Tell me what happened.
Tell me who did this to you.
Do not leave me again.
Please.
Stay.
Eventually Bernard returned with tea, placed it on the tray and took back the ruined cloths saturated with blood and dirt.But when I picked up the brush he’d left to comb through her hair, she grabbed my wrist.
“Stop.” Her voice was nothing more than a rasp and almost at once her hand fell away.
I set the brush down, watching as her eyes opened. They were bloodshot and tired—full of so much sadness it made my throat ache with something other than thirst. Though I’d told myself I wouldn’t, I heard the words I’d shoved away. “Tell me what happened.”
Adrienne shook her head and rose from the settee, turning her back to me. “I will not.”
My teeth ground together and I stopped the growl right before it left my throat. If she would not tell me then I could not force her. As if in a trance, she padded toward the pianoforte, settling on the bench with stiff, almost mechanical movements.

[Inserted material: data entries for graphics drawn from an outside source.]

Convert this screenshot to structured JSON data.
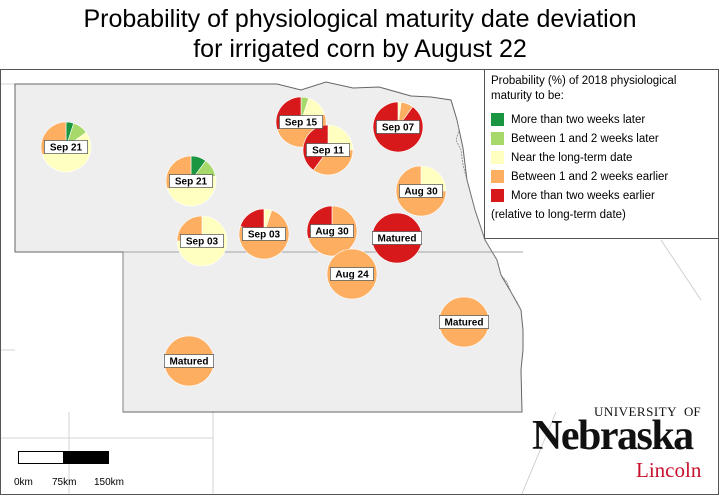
{
  "title": {
    "line1": "Probability of physiological maturity date deviation",
    "line2": "for irrigated corn by August 22"
  },
  "legend": {
    "title": "Probability (%) of 2018 physiological maturity to be:",
    "items": [
      {
        "label": "More than two weeks later",
        "color": "#1a9641"
      },
      {
        "label": "Between 1 and 2 weeks later",
        "color": "#a6d96a"
      },
      {
        "label": "Near the long-term date",
        "color": "#ffffc0"
      },
      {
        "label": "Between 1 and 2 weeks earlier",
        "color": "#fdae61"
      },
      {
        "label": "More than two weeks earlier",
        "color": "#d7191c"
      }
    ],
    "note": "(relative to long-term date)"
  },
  "sites": [
    {
      "label": "Sep 21",
      "probs": [
        5,
        10,
        55,
        30,
        0
      ]
    },
    {
      "label": "Sep 21",
      "probs": [
        10,
        12,
        48,
        30,
        0
      ]
    },
    {
      "label": "Sep 15",
      "probs": [
        0,
        5,
        15,
        50,
        30
      ]
    },
    {
      "label": "Sep 11",
      "probs": [
        0,
        0,
        25,
        35,
        40
      ]
    },
    {
      "label": "Sep 07",
      "probs": [
        0,
        0,
        2,
        8,
        90
      ]
    },
    {
      "label": "Sep 03",
      "probs": [
        0,
        0,
        75,
        25,
        0
      ]
    },
    {
      "label": "Sep 03",
      "probs": [
        0,
        0,
        5,
        75,
        20
      ]
    },
    {
      "label": "Aug 30",
      "probs": [
        0,
        0,
        0,
        70,
        30
      ]
    },
    {
      "label": "Aug 30",
      "probs": [
        0,
        0,
        25,
        75,
        0
      ]
    },
    {
      "label": "Matured",
      "probs": [
        0,
        0,
        0,
        0,
        100
      ]
    },
    {
      "label": "Aug 24",
      "probs": [
        0,
        0,
        0,
        100,
        0
      ]
    },
    {
      "label": "Matured",
      "probs": [
        0,
        0,
        0,
        100,
        0
      ]
    },
    {
      "label": "Matured",
      "probs": [
        0,
        0,
        0,
        100,
        0
      ]
    }
  ],
  "scalebar": {
    "labels": [
      "0km",
      "75km",
      "150km"
    ]
  },
  "logo": {
    "university": "UNIVERSITY",
    "of": "OF",
    "name": "Nebraska",
    "campus": "Lincoln"
  }
}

But she did not play, only stared at the keys as if she was seeing something else entirely.
A single image slipped through her walls to me: a windowless room, tiny fingers moving over keys drawn into thick dust across a tabletop.
“Adrienne…” I breathed.
The first note sounded, followed by a flowing melody I’d only heard the beginning of. All the pieces of my heart fractured into fragments so small I feared they would never come back together again. But that was not the greatest fear I felt as she played, as her face contorted in pain, as her breaths came in quick gasps.
I feared for what had been broken in her and all the things that now would never be.